Graves; "the most wonderful person, I assure you! I always feel she
is rather thrown away in this remote place."
"But she likes it?" said Howard.
"Yes, she likes everything," said Miss Merry. "She makes everyone
feel happy: she says very little, but you feel somehow that all is
right if she is there. It's a great privilege, Mr. Kennedy, to be
with her; I feel that more and more every day."
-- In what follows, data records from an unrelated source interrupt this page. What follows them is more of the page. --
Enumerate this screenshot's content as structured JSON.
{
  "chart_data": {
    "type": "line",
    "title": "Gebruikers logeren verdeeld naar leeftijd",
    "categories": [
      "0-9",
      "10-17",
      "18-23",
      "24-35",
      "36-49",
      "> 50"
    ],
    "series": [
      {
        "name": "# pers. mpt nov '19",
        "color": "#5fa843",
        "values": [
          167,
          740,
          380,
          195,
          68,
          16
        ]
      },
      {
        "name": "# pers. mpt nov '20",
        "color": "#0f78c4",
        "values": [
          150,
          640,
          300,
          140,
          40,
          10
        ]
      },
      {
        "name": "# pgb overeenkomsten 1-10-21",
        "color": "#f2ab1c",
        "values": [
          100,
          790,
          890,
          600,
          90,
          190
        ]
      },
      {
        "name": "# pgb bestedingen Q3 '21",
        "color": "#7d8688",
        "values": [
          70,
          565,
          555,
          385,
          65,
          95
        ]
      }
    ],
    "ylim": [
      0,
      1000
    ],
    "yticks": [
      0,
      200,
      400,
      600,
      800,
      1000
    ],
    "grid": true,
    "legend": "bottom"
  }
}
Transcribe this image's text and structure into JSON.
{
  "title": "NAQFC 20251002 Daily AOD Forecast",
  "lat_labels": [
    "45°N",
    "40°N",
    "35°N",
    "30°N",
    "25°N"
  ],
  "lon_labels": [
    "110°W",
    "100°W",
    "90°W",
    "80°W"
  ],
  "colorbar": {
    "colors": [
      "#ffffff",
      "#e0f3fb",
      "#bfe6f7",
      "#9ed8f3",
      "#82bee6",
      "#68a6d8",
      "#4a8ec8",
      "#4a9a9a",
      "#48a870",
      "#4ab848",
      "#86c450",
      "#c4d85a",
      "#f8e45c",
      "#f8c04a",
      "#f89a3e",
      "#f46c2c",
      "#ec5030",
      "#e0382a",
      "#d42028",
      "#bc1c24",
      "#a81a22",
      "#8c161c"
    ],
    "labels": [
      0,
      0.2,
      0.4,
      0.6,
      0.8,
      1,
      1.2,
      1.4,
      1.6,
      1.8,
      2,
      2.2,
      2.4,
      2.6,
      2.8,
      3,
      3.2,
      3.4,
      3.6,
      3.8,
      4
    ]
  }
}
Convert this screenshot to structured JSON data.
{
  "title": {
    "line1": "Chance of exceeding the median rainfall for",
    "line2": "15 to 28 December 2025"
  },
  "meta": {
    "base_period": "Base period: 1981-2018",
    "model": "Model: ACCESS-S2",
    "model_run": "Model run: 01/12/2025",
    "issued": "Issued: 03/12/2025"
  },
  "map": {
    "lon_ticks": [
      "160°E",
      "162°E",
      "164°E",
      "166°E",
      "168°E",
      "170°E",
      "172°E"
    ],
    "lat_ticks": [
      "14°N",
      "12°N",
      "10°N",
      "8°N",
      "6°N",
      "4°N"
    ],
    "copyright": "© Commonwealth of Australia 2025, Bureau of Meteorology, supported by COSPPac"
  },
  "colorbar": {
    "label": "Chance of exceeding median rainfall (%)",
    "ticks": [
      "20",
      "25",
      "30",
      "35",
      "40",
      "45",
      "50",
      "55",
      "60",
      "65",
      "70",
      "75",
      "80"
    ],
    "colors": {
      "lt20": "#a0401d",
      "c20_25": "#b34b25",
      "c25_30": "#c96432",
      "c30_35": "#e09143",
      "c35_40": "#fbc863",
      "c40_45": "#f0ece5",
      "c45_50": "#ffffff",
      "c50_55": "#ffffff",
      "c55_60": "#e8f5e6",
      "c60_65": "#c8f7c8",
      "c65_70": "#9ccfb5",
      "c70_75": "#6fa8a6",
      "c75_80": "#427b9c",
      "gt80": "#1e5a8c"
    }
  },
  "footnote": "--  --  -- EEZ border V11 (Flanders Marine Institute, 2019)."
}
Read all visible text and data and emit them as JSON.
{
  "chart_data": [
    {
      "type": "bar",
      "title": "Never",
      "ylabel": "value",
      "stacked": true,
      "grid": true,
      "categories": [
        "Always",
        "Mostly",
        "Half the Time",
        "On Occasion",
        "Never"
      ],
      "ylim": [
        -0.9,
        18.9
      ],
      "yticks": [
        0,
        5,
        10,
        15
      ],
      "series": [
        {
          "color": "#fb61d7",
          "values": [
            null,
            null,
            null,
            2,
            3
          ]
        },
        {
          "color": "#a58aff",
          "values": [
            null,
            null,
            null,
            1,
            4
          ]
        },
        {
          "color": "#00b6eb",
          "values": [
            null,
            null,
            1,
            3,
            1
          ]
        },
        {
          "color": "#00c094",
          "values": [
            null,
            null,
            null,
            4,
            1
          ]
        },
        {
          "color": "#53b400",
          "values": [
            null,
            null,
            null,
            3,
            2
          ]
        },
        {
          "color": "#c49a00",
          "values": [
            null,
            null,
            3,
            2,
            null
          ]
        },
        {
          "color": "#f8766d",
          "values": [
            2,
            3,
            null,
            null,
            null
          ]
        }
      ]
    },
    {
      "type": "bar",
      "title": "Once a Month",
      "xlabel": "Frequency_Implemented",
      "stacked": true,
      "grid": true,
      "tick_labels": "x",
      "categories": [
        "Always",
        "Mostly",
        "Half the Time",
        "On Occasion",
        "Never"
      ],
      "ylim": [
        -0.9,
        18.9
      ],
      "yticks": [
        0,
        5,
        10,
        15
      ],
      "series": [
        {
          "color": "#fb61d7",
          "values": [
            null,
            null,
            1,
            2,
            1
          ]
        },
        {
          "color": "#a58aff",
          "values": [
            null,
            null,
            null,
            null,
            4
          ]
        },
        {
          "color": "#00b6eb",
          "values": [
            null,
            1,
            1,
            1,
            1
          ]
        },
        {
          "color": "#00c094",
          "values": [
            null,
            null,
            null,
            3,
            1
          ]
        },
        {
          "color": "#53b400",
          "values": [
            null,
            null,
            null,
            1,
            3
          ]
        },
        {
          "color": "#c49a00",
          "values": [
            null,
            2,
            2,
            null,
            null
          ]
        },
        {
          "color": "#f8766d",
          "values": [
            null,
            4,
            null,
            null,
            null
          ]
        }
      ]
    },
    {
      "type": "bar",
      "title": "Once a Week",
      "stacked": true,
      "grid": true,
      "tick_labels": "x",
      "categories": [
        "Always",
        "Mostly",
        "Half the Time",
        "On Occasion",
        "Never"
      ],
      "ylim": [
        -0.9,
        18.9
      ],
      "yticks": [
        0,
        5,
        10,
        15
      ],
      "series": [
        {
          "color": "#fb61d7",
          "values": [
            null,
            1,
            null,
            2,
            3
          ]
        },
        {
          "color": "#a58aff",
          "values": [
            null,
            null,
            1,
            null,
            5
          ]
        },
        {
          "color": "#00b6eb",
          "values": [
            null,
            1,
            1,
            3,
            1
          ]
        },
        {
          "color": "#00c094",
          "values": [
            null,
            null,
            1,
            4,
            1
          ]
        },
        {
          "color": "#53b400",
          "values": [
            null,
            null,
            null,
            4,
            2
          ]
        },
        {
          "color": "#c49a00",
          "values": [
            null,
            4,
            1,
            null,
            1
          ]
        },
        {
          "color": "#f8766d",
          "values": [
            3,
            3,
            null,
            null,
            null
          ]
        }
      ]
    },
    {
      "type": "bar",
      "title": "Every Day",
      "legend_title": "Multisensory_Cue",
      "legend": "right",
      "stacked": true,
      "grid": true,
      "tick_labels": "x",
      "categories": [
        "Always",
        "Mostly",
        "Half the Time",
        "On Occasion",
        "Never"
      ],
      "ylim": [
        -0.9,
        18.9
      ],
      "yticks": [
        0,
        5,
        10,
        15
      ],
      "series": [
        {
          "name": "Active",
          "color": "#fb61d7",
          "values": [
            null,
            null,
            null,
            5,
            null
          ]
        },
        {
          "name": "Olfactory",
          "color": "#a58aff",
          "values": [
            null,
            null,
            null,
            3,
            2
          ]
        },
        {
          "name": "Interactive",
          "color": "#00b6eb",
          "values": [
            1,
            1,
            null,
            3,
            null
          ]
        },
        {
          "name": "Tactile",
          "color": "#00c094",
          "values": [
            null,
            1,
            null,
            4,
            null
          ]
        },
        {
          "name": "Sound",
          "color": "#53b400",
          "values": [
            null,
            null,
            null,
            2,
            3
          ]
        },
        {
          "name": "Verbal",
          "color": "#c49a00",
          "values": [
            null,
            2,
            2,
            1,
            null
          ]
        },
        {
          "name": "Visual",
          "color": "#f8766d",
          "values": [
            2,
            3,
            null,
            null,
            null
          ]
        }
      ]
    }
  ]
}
This artless praise pleased Howard. When he was left alone he got
out his papers; but he found himself restless in a pleasant way; he
strolled through the garden. It was a singular place, of great
extent; the lawn was carefully kept, but behind the screen of
shrubs the garden extended far up the valley beside the river in a
sort of wilderness; and he could see by the clumps of trees and the
grassy mounds that it must have once been a great formal
pleasaunce, which had been allowed to follow its own devices; at
the far end of it, beside the stream, there was a long flagged
terrace, with a stone balustrade looking down upon the stream, and
beyond that the woods closed in. He left the garden and followed
the stream up the valley; the downs here drew in and became
steeper, till he came at last to one of the most lovely places he
thought he had ever set eyes upon. The stream ended suddenly in a
great clear pool, among a clump of old sycamores; the water rose
brimming out of the earth, and he could see the sand fountains
rising and falling at the bottom of the basin; by the side of it
was a broad stone seat, with carved back and ends.